Für die praktischen Details eines Tatew-Besuchs enthält der Tatew-Reiseführer alles Nötige zu Logistik, Tickets und Timing.

Was Erstbesucher meist falsch machen

Ich möchte ehrlich über meine Fehler sein, da Reiseberichte nützlicher sind, wenn sie diese einschließen.

Ich hatte die Entfernungen unterschätzt. Armenien ist auf einer Karte klein — ungefähr so groß wie Belgien — aber die Straßen sind Gebirgsstraßen, und eine 250-Kilometer-Fahrt nach Tatew dauert vier Stunden, nicht zwei. Plan entsprechend.

Ich hatte auch die Hitzeschwankungen unterschätzt. April in Yerevan ist angenehm, um die 15–18°C. April in Tatew, auf größerer Höhe, war spürbar kälter, und ich war für den Aufstieg vom Seilbahnbahnhof hügelaufwärts zu leicht gekleidet. Pack eine Schicht ein, auch wenn Yerevan warm wirkt.

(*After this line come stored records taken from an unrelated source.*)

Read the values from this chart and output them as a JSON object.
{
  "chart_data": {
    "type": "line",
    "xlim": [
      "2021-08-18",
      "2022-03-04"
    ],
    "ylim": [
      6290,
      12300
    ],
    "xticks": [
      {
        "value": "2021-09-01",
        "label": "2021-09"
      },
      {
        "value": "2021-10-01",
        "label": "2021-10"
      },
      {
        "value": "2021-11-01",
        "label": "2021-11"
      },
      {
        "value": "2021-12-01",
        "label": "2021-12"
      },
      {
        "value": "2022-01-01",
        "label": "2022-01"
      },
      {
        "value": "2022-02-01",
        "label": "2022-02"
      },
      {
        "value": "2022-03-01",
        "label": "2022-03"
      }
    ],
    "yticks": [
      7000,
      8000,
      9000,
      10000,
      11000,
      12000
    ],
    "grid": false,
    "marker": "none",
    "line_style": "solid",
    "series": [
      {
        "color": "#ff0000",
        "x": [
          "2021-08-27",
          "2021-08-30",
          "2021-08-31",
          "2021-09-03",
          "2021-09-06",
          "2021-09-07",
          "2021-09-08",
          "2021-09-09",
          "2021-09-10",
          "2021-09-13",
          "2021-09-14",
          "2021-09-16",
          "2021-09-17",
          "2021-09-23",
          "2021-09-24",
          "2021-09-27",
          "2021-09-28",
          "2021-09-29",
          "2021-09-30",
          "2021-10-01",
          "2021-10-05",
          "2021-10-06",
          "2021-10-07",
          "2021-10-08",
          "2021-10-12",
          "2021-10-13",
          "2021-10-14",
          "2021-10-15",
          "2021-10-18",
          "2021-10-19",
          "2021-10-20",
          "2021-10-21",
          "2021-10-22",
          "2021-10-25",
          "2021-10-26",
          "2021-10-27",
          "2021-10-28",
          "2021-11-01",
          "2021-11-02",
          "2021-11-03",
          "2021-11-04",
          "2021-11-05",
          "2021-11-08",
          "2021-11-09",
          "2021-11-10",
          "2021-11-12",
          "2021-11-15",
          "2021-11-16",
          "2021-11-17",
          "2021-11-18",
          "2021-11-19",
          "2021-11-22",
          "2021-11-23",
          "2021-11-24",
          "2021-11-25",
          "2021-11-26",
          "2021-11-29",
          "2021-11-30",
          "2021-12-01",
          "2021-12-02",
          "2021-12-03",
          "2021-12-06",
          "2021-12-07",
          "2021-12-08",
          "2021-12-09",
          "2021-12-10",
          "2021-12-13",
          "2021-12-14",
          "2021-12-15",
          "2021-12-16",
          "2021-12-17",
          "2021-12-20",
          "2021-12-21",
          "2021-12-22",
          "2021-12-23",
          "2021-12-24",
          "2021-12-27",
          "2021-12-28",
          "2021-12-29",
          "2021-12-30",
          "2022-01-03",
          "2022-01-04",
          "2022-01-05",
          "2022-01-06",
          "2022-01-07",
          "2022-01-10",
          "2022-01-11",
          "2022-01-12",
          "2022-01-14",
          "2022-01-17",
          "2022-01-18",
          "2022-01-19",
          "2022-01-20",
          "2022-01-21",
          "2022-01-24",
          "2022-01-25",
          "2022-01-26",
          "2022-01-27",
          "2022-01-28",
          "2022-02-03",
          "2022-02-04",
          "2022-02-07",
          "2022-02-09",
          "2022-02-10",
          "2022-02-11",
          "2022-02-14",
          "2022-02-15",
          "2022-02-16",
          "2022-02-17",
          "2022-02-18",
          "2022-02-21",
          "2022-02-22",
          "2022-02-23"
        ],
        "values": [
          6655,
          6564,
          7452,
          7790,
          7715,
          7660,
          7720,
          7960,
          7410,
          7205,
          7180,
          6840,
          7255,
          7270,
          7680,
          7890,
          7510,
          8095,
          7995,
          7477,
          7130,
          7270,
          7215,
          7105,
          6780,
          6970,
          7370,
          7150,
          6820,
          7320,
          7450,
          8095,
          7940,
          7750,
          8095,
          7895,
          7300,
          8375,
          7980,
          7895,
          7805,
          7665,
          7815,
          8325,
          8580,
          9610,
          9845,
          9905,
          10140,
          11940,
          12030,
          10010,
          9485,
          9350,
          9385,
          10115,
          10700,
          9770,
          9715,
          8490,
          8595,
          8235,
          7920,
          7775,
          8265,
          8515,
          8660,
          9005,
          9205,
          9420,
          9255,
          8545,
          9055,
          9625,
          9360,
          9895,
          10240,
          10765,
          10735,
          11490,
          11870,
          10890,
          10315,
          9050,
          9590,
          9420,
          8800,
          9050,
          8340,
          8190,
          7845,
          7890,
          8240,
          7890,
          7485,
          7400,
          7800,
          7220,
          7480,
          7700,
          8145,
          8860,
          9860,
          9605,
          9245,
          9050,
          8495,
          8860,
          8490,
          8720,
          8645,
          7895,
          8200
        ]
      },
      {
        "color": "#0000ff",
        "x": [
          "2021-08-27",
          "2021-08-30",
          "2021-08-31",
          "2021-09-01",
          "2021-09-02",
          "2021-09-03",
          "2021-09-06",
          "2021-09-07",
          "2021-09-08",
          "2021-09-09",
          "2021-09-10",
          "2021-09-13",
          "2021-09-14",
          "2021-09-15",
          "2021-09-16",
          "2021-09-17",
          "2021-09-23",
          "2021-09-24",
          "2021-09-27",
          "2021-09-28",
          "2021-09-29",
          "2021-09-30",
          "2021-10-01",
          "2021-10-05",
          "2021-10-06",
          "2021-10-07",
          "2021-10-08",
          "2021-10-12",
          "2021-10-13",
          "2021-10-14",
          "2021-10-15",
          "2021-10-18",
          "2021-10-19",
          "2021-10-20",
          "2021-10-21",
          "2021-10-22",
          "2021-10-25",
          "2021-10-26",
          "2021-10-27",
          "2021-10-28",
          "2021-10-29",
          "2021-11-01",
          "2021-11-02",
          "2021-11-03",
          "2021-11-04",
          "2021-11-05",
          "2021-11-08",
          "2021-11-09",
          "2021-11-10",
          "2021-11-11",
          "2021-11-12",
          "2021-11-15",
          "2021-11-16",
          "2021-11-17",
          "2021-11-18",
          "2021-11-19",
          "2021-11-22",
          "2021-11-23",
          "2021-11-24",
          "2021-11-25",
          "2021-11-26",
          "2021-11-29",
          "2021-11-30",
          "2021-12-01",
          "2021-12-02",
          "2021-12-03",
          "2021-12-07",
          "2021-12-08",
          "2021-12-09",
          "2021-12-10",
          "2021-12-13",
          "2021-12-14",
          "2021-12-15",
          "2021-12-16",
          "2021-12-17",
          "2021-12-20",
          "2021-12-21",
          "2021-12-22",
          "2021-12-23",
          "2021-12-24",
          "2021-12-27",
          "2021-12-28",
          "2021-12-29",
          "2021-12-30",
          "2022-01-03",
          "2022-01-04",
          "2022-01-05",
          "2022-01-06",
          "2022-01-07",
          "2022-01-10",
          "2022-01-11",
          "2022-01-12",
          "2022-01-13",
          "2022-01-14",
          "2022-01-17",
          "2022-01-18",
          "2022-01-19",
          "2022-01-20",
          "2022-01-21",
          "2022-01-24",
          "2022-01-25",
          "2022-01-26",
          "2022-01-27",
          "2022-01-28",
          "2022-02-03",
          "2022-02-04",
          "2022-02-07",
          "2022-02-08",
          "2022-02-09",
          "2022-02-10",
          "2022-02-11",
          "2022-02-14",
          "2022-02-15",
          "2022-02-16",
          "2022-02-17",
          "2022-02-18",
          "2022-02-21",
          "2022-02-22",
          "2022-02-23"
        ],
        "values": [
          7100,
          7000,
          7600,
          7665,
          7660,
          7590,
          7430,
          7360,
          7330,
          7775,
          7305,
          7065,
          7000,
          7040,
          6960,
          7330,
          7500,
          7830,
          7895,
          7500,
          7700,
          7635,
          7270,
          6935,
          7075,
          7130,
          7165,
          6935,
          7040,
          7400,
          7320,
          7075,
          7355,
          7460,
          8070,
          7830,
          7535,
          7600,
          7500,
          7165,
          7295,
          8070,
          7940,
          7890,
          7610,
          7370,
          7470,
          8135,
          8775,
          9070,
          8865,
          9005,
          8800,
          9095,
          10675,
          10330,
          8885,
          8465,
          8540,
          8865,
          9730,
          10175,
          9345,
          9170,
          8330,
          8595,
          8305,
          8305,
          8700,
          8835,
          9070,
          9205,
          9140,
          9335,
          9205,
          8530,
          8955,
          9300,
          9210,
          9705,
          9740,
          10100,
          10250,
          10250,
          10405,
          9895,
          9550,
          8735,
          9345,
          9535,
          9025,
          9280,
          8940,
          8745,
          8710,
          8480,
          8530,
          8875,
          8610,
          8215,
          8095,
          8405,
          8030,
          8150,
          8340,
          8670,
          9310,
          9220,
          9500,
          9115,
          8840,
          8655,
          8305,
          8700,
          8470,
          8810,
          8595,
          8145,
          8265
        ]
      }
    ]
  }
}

Der andere Fehler war, zu viel Zeit in Yerevaner Restaurants rund um den Platz der Republik zu verbringen. Das Essen war in Ordnung; die Preise nicht. Die Restaurants in den Nebenstraßen hinter der Abovyan — Lavash, Sherep, Sajat-Nova — waren in jeder Hinsicht besser und ein Bruchteil des Preises. Frag dein Hotel; die wissen es.

Zum Herumkommen habe ich meistens GG Taxi auf meinem Telefon benutzt. Es gibt kein Uber in Armenien, aber GG funktioniert gut und die Preise sind transparent. Für Tagesausflüge weiter entfernt buchte ich kleine Gruppentouren für die längeren Strecken (Tatew, Khor Virap) und mietete ein Auto für die mittleren Entfernungen (Sewansee, Dilijan). Beide Ansätze funktionieren.

Zurückkehren

Ich verließ Armenien nach vierzehn Tagen mit dem Gefühl, die Oberfläche gekratzt zu haben. Es gibt Klöster in Lori, die ich nicht erreicht habe, das Weinland rund um Areni verdient mehr als einen Tag, und ich möchte einen richtigen Abschnitt des Transkaukasischen Trails in den Tawusch-Wäldern wandern. Armenien ist der Typ von Ort, an dem man als Tourist ankommt und abreist, während man Pläne zur Rückkehr schmiedet.

Die rosa Tuffsteinstraßen Eriwans, die heidnischen Säulen in Garni, silhouettiert gegen die Schlucht, die Stille im Inneren von Geghard, die zwölf Minuten des Abstiegs in die Vorotan-Schlucht — das sind Dinge, die ich auf anderen Reisen in der Region nicht gefunden hatte und hier nicht zu finden erwartet hatte. Das ist letztendlich die beste Werbung dafür, irgendwohin zu fahren, ohne ganz sicher zu sein, was einen erwartet.